Based on a 16-month ethnographic fieldwork in north Cyprus, Ezgi Özdemir's doctoral dissertation studies water infrastructure in the Turkish-occupied territories of Cyprus, enduring patronage relations between the Turkish state and the de-facto Turkish Republic of Northern Cyprus (TRNC), and emergent political subjectivities and collective identificatory practices of peoples in north Cyprus, which are contingent upon notions of exceptionality, non-recognition, and infrastructural and political dependence. For this, she looks specifically at the Turkish state-funded water pipeline from Turkey to north Cyprus—a megaproject that has since been privatized along with the transferred water and the local water resources of the north.

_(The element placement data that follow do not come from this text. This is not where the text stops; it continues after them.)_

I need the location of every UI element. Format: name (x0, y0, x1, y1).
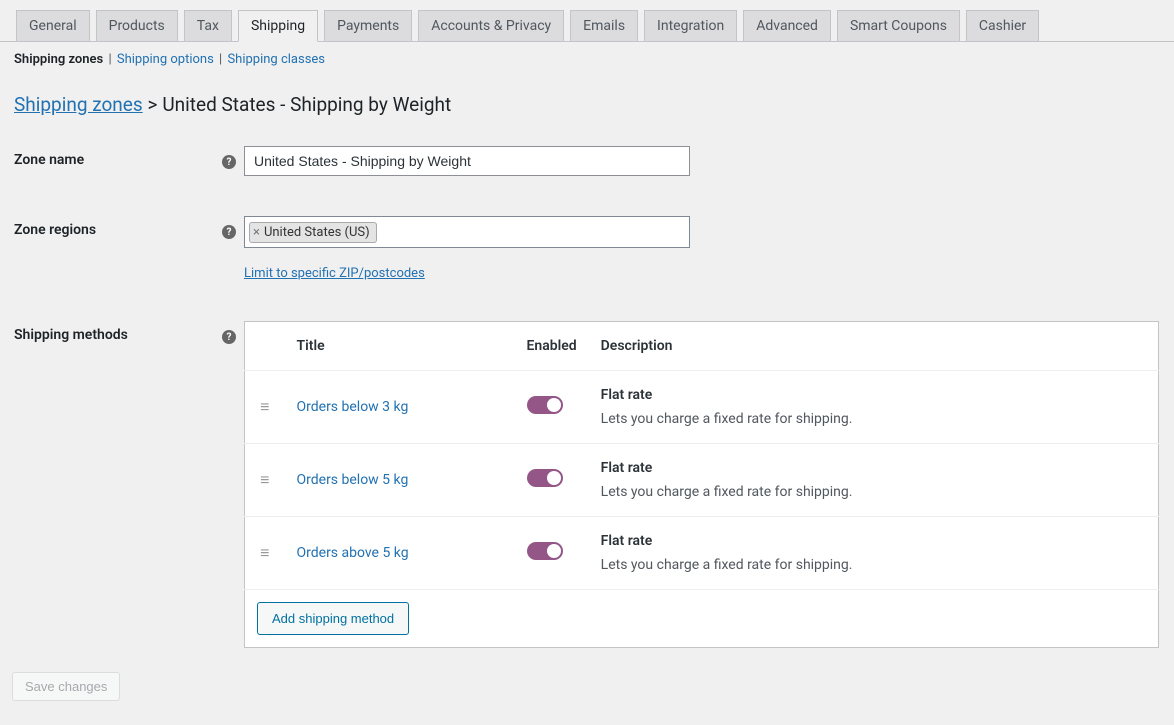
tab-emails[interactable]: Emails (570, 10, 638, 41)
method-desc-title: Flat rate (601, 533, 1146, 549)
method-title-link[interactable]: Orders below 5 kg (297, 472, 409, 488)
table-row: ≡ Orders below 3 kg Flat rate Lets you c… (245, 371, 1159, 444)
enabled-toggle[interactable] (527, 542, 563, 560)
tab-accounts-privacy[interactable]: Accounts & Privacy (418, 10, 564, 41)
breadcrumb: Shipping zones > United States - Shippin… (0, 77, 1174, 146)
tab-tax[interactable]: Tax (184, 10, 232, 41)
drag-handle-icon[interactable]: ≡ (260, 543, 269, 562)
shipping-methods-table: Title Enabled Description ≡ Orders below… (244, 321, 1159, 648)
add-shipping-method-button[interactable]: Add shipping method (257, 602, 409, 635)
method-desc-text: Lets you charge a fixed rate for shippin… (601, 411, 1146, 427)
settings-tabs: General Products Tax Shipping Payments A… (0, 0, 1174, 42)
tab-integration[interactable]: Integration (644, 10, 737, 41)
tab-cashier[interactable]: Cashier (966, 10, 1039, 41)
help-icon[interactable]: ? (222, 225, 236, 239)
help-icon[interactable]: ? (222, 330, 236, 344)
remove-tag-icon[interactable]: × (253, 226, 260, 239)
subnav-shipping-options[interactable]: Shipping options (117, 52, 214, 67)
save-changes-button[interactable]: Save changes (12, 672, 120, 701)
tab-products[interactable]: Products (96, 10, 178, 41)
tab-general[interactable]: General (16, 10, 90, 41)
zone-name-label: Zone name ? (14, 146, 244, 168)
zone-regions-label: Zone regions ? (14, 216, 244, 238)
separator: | (219, 52, 225, 67)
subnav-shipping-classes[interactable]: Shipping classes (227, 52, 325, 67)
method-desc-text: Lets you charge a fixed rate for shippin… (601, 484, 1146, 500)
method-desc-title: Flat rate (601, 387, 1146, 403)
region-tag-label: United States (US) (264, 225, 370, 240)
shipping-methods-label: Shipping methods ? (14, 321, 244, 343)
separator: | (108, 52, 114, 67)
help-icon[interactable]: ? (222, 155, 236, 169)
shipping-subnav: Shipping zones | Shipping options | Ship… (0, 42, 1174, 77)
drag-handle-icon[interactable]: ≡ (260, 470, 269, 489)
table-row: ≡ Orders below 5 kg Flat rate Lets you c… (245, 444, 1159, 517)
tab-advanced[interactable]: Advanced (743, 10, 831, 41)
region-tag: × United States (US) (249, 222, 377, 243)
limit-zip-link[interactable]: Limit to specific ZIP/postcodes (244, 266, 425, 281)
breadcrumb-link[interactable]: Shipping zones (14, 93, 143, 116)
enabled-toggle[interactable] (527, 469, 563, 487)
tab-payments[interactable]: Payments (324, 10, 412, 41)
drag-handle-icon[interactable]: ≡ (260, 397, 269, 416)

The paper Özdemir presented at this IWM Fellow’s Colloquium focuses on the ways in which technical and professional knowledge production around the Turkey-north Cyprus pipeline reproduces hegemonic hydro-scales and geopolitical implications regarding the island and its Eastern Mediterranean region. Cartographic and geomorphological epistemic practices about the region and its water resources, river basins, and similar do not simply belong in the realm of the technical and scientific field. Persistent contestations over where the borders lie (i.e., Buffer Zone between the de-facto TRNC and Republic of Cyprus) or which river basin includes which area in the region are all knowledge represented in maps that produce a multiplicity of hydro-scales. In this paper therefore, Özdemir shows how cartographic representations of the island, the pipeline project, and geomorphology of the region generate communal ideas about “their place in the region”, what being a “half-island” means, and their changing relative location to their geographical surroundings.
The speaker is Ezgican Özdemir, PhD candidate at the Department of Sociology and Social Anthropology at the Central European University, Budapest and IWM Visiting Fellow.
Ayşe Çağlar, IWM Permanent Fellow, commented and moderated the event.